Do mesmo modo, para melhorar a ferramenta, o Infotrition dá a opção de registo a partir do qual os usuários podem inserir artigos ou notícias na base de dados Our.News e solicitar que as informações sejam verificadas.
Os meios alidados da Infotrition também decidiram lançar, junto com a ferramenta, um desafio de 28 dias nas redes sociais para combater a desinformação e incentivar os leitores a compartilhar apenas as notícias que leram ou verificaram.
“Queríamos dar à ferramenta um sabor próprio ou latino. Por isso, criamos este desafio de 28 dias semelhante a regimes de boa saúde, onde ensinamos as pessoas a tomar melhores decisões e mudar seus hábitos ao consumir conteúdo na Internet”, diz Gutiérrez.

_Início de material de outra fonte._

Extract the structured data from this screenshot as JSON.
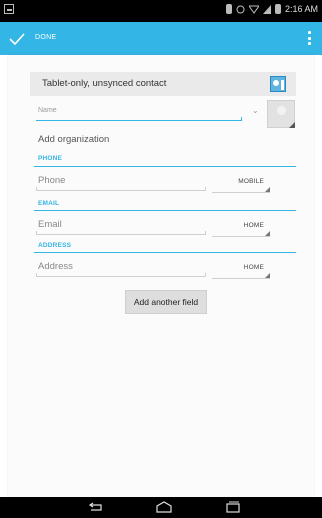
{
  "status_bar": {
    "time": "2:16 AM"
  },
  "action_bar": {
    "done_label": "DONE"
  },
  "account": {
    "label": "Tablet-only, unsynced contact"
  },
  "name": {
    "placeholder": "Name"
  },
  "organization": {
    "placeholder": "Add organization"
  },
  "phone": {
    "section_label": "PHONE",
    "placeholder": "Phone",
    "type": "MOBILE"
  },
  "email": {
    "section_label": "EMAIL",
    "placeholder": "Email",
    "type": "HOME"
  },
  "address": {
    "section_label": "ADDRESS",
    "placeholder": "Address",
    "type": "HOME"
  },
  "add_field_button": "Add another field",
  "colors": {
    "accent": "#33b5e5",
    "status_bar": "#000000",
    "card": "#fbfbfb"
  }
}
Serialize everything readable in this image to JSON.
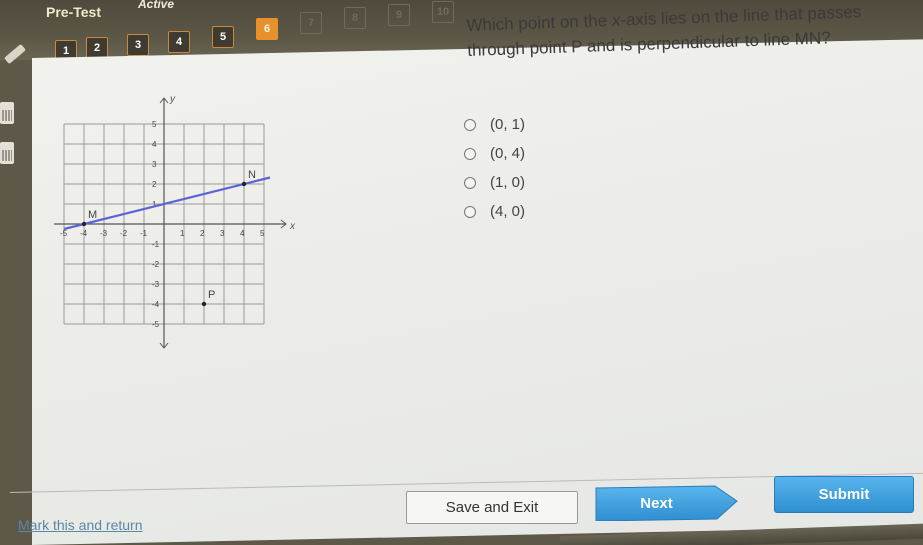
{
  "header": {
    "title": "Pre-Test",
    "status": "Active",
    "questions": [
      {
        "label": "1",
        "state": "answered"
      },
      {
        "label": "2",
        "state": "answered"
      },
      {
        "label": "3",
        "state": "answered"
      },
      {
        "label": "4",
        "state": "answered"
      },
      {
        "label": "5",
        "state": "answered"
      },
      {
        "label": "6",
        "state": "current"
      },
      {
        "label": "7",
        "state": "locked"
      },
      {
        "label": "8",
        "state": "locked"
      },
      {
        "label": "9",
        "state": "locked"
      },
      {
        "label": "10",
        "state": "locked"
      }
    ]
  },
  "tools": {
    "icons": [
      "pencil-icon",
      "calculator-icon",
      "calculator-icon"
    ]
  },
  "question": {
    "text_before": "Which point on the ",
    "variable": "x",
    "text_after": "-axis lies on the line that passes through point P and is perpendicular to line MN?"
  },
  "options": [
    {
      "label": "(0, 1)"
    },
    {
      "label": "(0, 4)"
    },
    {
      "label": "(1, 0)"
    },
    {
      "label": "(4, 0)"
    }
  ],
  "graph": {
    "x_axis_label": "x",
    "y_axis_label": "y",
    "x_ticks": [
      "-5",
      "-4",
      "-3",
      "-2",
      "-1",
      "1",
      "2",
      "3",
      "4",
      "5"
    ],
    "y_ticks": [
      "5",
      "4",
      "3",
      "2",
      "1",
      "-1",
      "-2",
      "-3",
      "-4",
      "-5"
    ],
    "x_range": [
      -5,
      5
    ],
    "y_range": [
      -5,
      5
    ],
    "points": [
      {
        "name": "M",
        "x": -4,
        "y": 0
      },
      {
        "name": "N",
        "x": 4,
        "y": 2
      },
      {
        "name": "P",
        "x": 2,
        "y": -4
      }
    ],
    "line": {
      "from": "M",
      "to": "N",
      "color": "#5a64d8"
    }
  },
  "footer": {
    "mark_link": "Mark this and return",
    "save_label": "Save and Exit",
    "next_label": "Next",
    "submit_label": "Submit"
  },
  "colors": {
    "current_question": "#e8912c",
    "button_blue": "#3a9ade",
    "link": "#5a88a6"
  }
}
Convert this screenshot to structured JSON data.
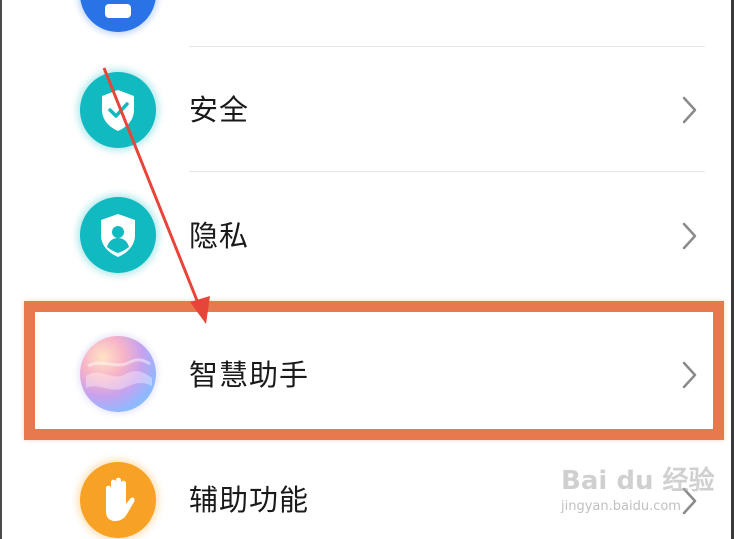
{
  "menu": {
    "items": [
      {
        "label": "安全",
        "icon": "shield-check-icon",
        "color": "#11b9c0"
      },
      {
        "label": "隐私",
        "icon": "shield-user-icon",
        "color": "#11b9c0"
      },
      {
        "label": "智慧助手",
        "icon": "gradient-orb-icon",
        "highlighted": true
      },
      {
        "label": "辅助功能",
        "icon": "hand-icon",
        "color": "#f7a224"
      }
    ]
  },
  "annotation": {
    "highlight_color": "#e7794f",
    "arrow_color": "#e8453a"
  },
  "watermark": {
    "logo_text": "Bai du 经验",
    "url": "jingyan.baidu.com"
  }
}
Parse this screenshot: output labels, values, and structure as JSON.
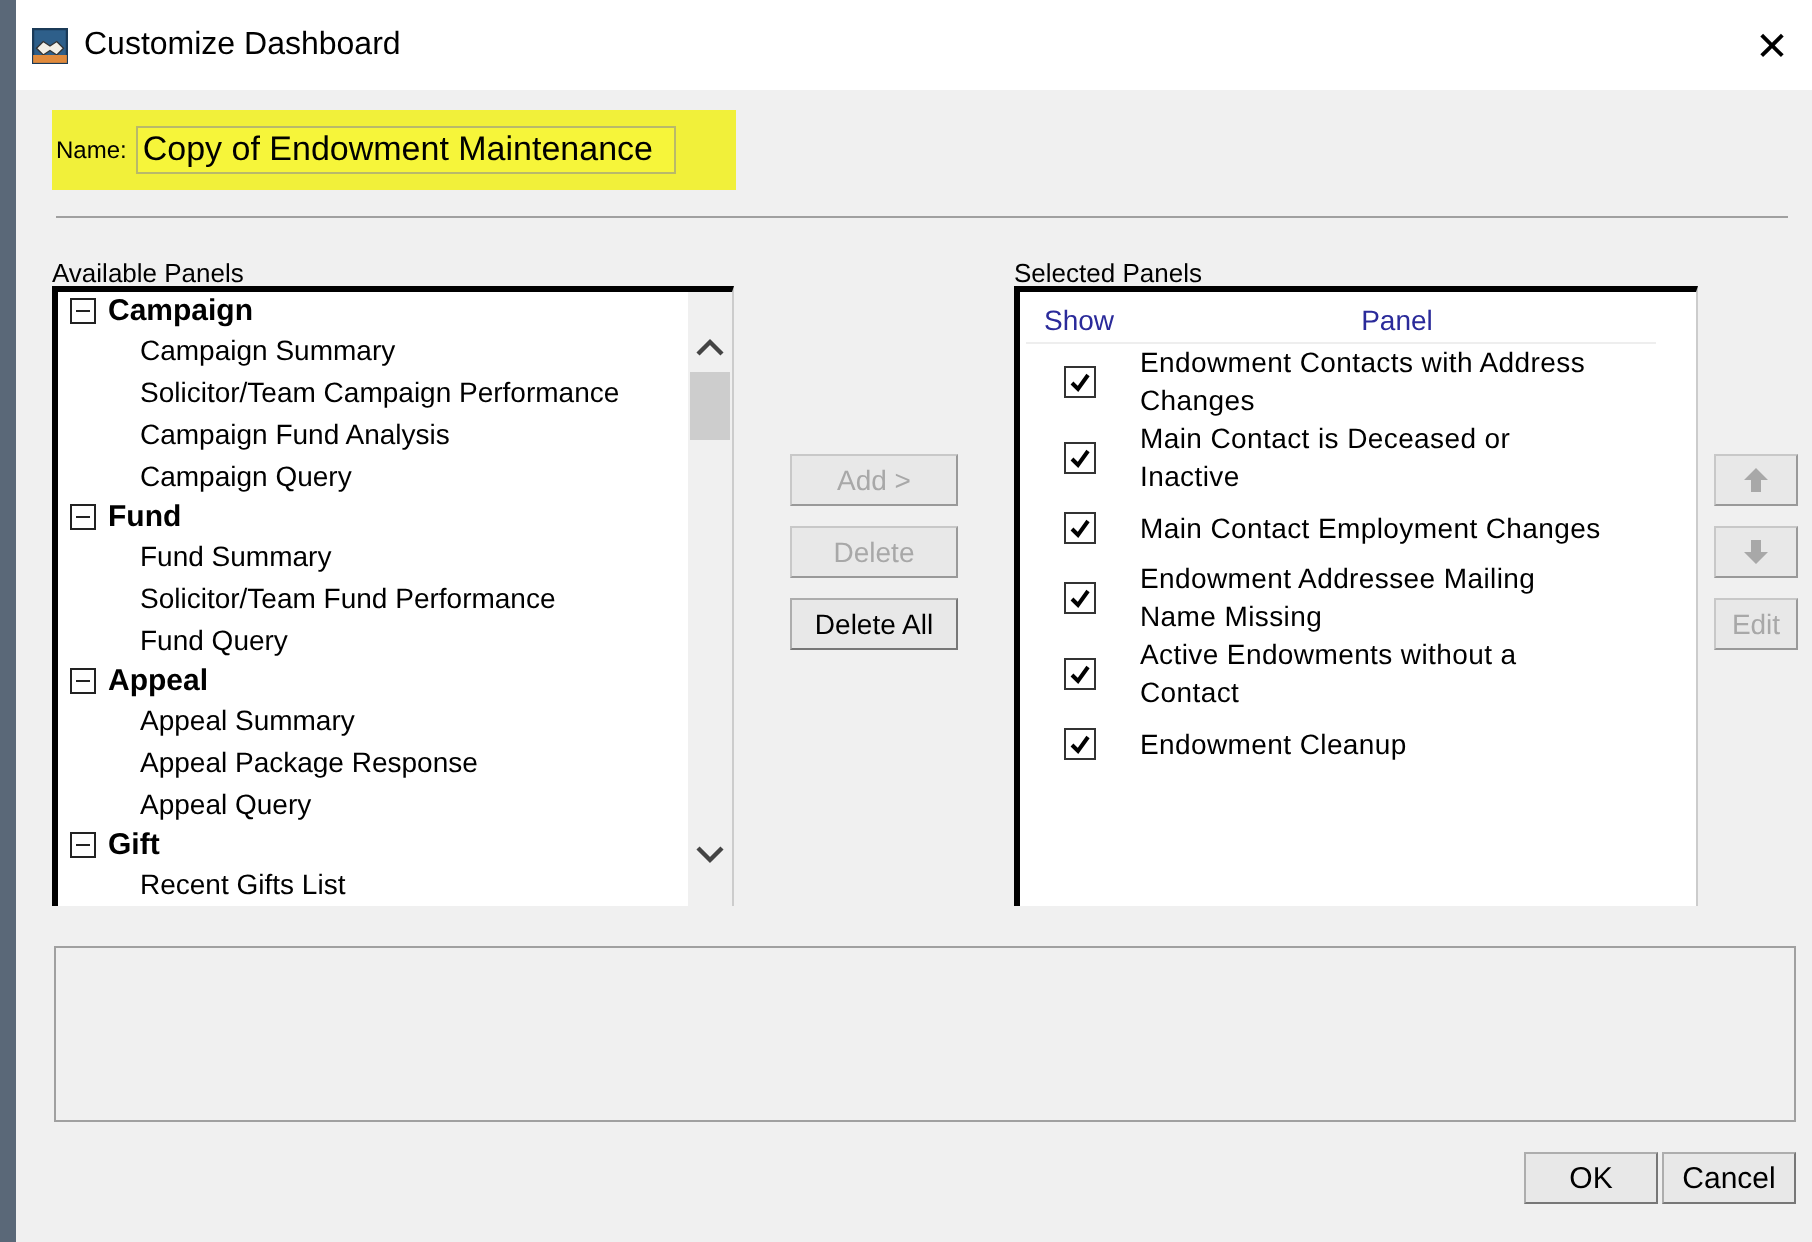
{
  "window": {
    "title": "Customize Dashboard",
    "close": "✕"
  },
  "name_field": {
    "label": "Name:",
    "value": "Copy of Endowment Maintenance",
    "highlighted": true
  },
  "available_panels": {
    "label": "Available Panels",
    "groups": [
      {
        "label": "Campaign",
        "expanded": true,
        "children": [
          {
            "label": "Campaign Summary"
          },
          {
            "label": "Solicitor/Team Campaign Performance"
          },
          {
            "label": "Campaign Fund Analysis"
          },
          {
            "label": "Campaign Query"
          }
        ]
      },
      {
        "label": "Fund",
        "expanded": true,
        "children": [
          {
            "label": "Fund Summary"
          },
          {
            "label": "Solicitor/Team Fund Performance"
          },
          {
            "label": "Fund Query"
          }
        ]
      },
      {
        "label": "Appeal",
        "expanded": true,
        "children": [
          {
            "label": "Appeal Summary"
          },
          {
            "label": "Appeal Package Response"
          },
          {
            "label": "Appeal Query"
          }
        ]
      },
      {
        "label": "Gift",
        "expanded": true,
        "children": [
          {
            "label": "Recent Gifts List"
          }
        ]
      }
    ]
  },
  "middle_buttons": [
    {
      "label": "Add >",
      "disabled": true
    },
    {
      "label": "Delete",
      "disabled": true
    },
    {
      "label": "Delete All",
      "disabled": false
    }
  ],
  "selected_panels": {
    "label": "Selected Panels",
    "columns": [
      "Show",
      "Panel"
    ],
    "rows": [
      {
        "panel": "Endowment Contacts with Address Changes",
        "checked": true
      },
      {
        "panel": "Main Contact is Deceased or Inactive",
        "checked": true
      },
      {
        "panel": "Main Contact Employment Changes",
        "checked": true
      },
      {
        "panel": "Endowment Addressee Mailing Name Missing",
        "checked": true
      },
      {
        "panel": "Active Endowments without a Contact",
        "checked": true
      },
      {
        "panel": "Endowment Cleanup",
        "checked": true
      }
    ]
  },
  "side_buttons": [
    {
      "kind": "up",
      "disabled": true
    },
    {
      "kind": "down",
      "disabled": true
    },
    {
      "kind": "text",
      "label": "Edit",
      "disabled": true
    }
  ],
  "footer_buttons": [
    {
      "label": "OK"
    },
    {
      "label": "Cancel"
    }
  ]
}
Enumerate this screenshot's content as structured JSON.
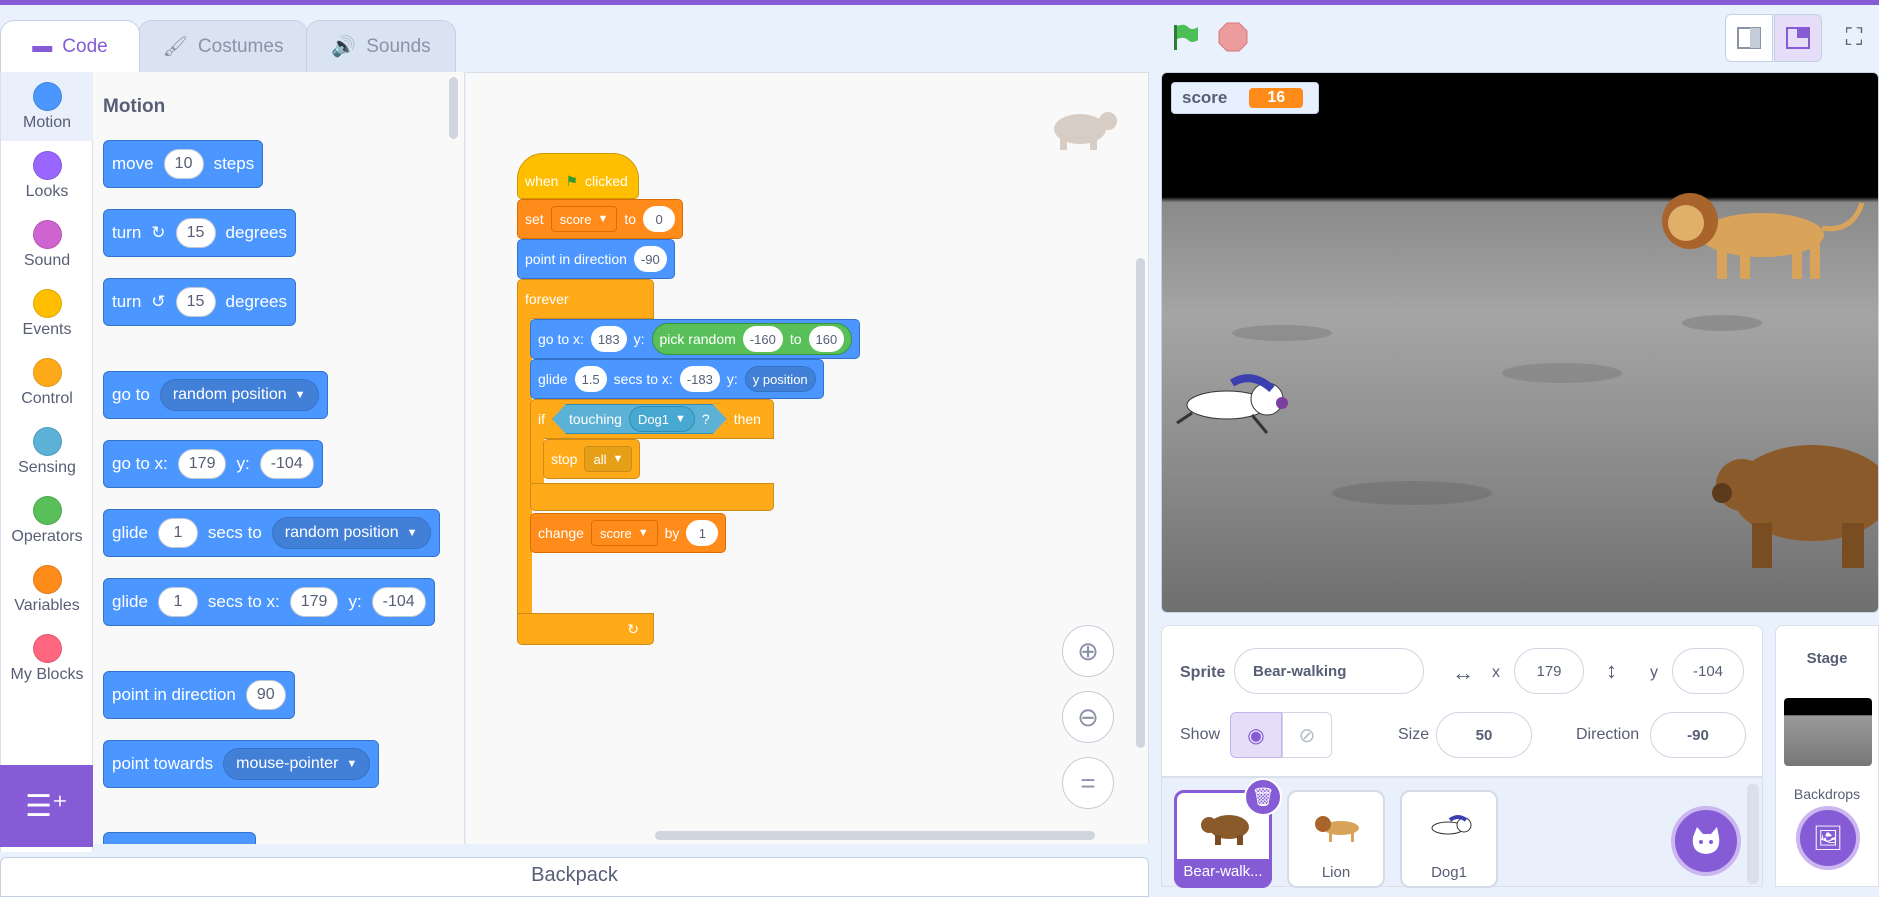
{
  "tabs": [
    {
      "label": "Code",
      "icon": "code-icon"
    },
    {
      "label": "Costumes",
      "icon": "brush-icon"
    },
    {
      "label": "Sounds",
      "icon": "speaker-icon"
    }
  ],
  "categories": [
    {
      "label": "Motion",
      "color": "#4c97ff"
    },
    {
      "label": "Looks",
      "color": "#9966ff"
    },
    {
      "label": "Sound",
      "color": "#cf63cf"
    },
    {
      "label": "Events",
      "color": "#ffbf00"
    },
    {
      "label": "Control",
      "color": "#ffab19"
    },
    {
      "label": "Sensing",
      "color": "#5cb1d6"
    },
    {
      "label": "Operators",
      "color": "#59c059"
    },
    {
      "label": "Variables",
      "color": "#ff8c1a"
    },
    {
      "label": "My Blocks",
      "color": "#ff6680"
    }
  ],
  "palette": {
    "title": "Motion",
    "move": {
      "a": "move",
      "v": "10",
      "b": "steps"
    },
    "turn_right": {
      "a": "turn",
      "v": "15",
      "b": "degrees"
    },
    "turn_left": {
      "a": "turn",
      "v": "15",
      "b": "degrees"
    },
    "goto_random": {
      "a": "go to",
      "d": "random position"
    },
    "goto_xy": {
      "a": "go to x:",
      "x": "179",
      "b": "y:",
      "y": "-104"
    },
    "glide_random": {
      "a": "glide",
      "v": "1",
      "b": "secs to",
      "d": "random position"
    },
    "glide_xy": {
      "a": "glide",
      "v": "1",
      "b": "secs to x:",
      "x": "179",
      "c": "y:",
      "y": "-104"
    },
    "point_dir": {
      "a": "point in direction",
      "v": "90"
    },
    "point_towards": {
      "a": "point towards",
      "d": "mouse-pointer"
    }
  },
  "script": {
    "when": "when",
    "clicked": "clicked",
    "set": "set",
    "set_var": "score",
    "set_to": "to",
    "set_val": "0",
    "point": "point in direction",
    "point_val": "-90",
    "forever": "forever",
    "goto": "go to x:",
    "goto_x": "183",
    "goto_y": "y:",
    "pick": "pick random",
    "pick_a": "-160",
    "pick_to": "to",
    "pick_b": "160",
    "glide": "glide",
    "glide_secs": "1.5",
    "glide_to": "secs to x:",
    "glide_x": "-183",
    "glide_y": "y:",
    "ypos": "y position",
    "if": "if",
    "touching": "touching",
    "touching_obj": "Dog1",
    "q": "?",
    "then": "then",
    "stop": "stop",
    "stop_opt": "all",
    "change": "change",
    "change_var": "score",
    "change_by": "by",
    "change_val": "1"
  },
  "backpack": "Backpack",
  "monitor": {
    "label": "score",
    "value": "16"
  },
  "sprite_info": {
    "sprite_label": "Sprite",
    "sprite_name": "Bear-walking",
    "x_label": "x",
    "x_value": "179",
    "y_label": "y",
    "y_value": "-104",
    "show_label": "Show",
    "size_label": "Size",
    "size_value": "50",
    "direction_label": "Direction",
    "direction_value": "-90"
  },
  "sprites": [
    {
      "name": "Bear-walk...",
      "selected": true
    },
    {
      "name": "Lion",
      "selected": false
    },
    {
      "name": "Dog1",
      "selected": false
    }
  ],
  "stage_pane": {
    "title": "Stage",
    "backdrops": "Backdrops"
  }
}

Por exemplo, um dia eles convidam você a ler os artigos completos e não apenas as manchetes. Em outro, a verificar quem são os autores ou de que fonte vem a informação que é consumida. E assim por diante por 28 dias.
“No final, essa extensão não é tudo, as pessoas podem ler os ingredientes, mas ainda consomem produtos que não são saudáveis”, conclui Gutiérrez. “O mesmo acontece com o conteúdo online. Cada um é quem toma a decisão ”.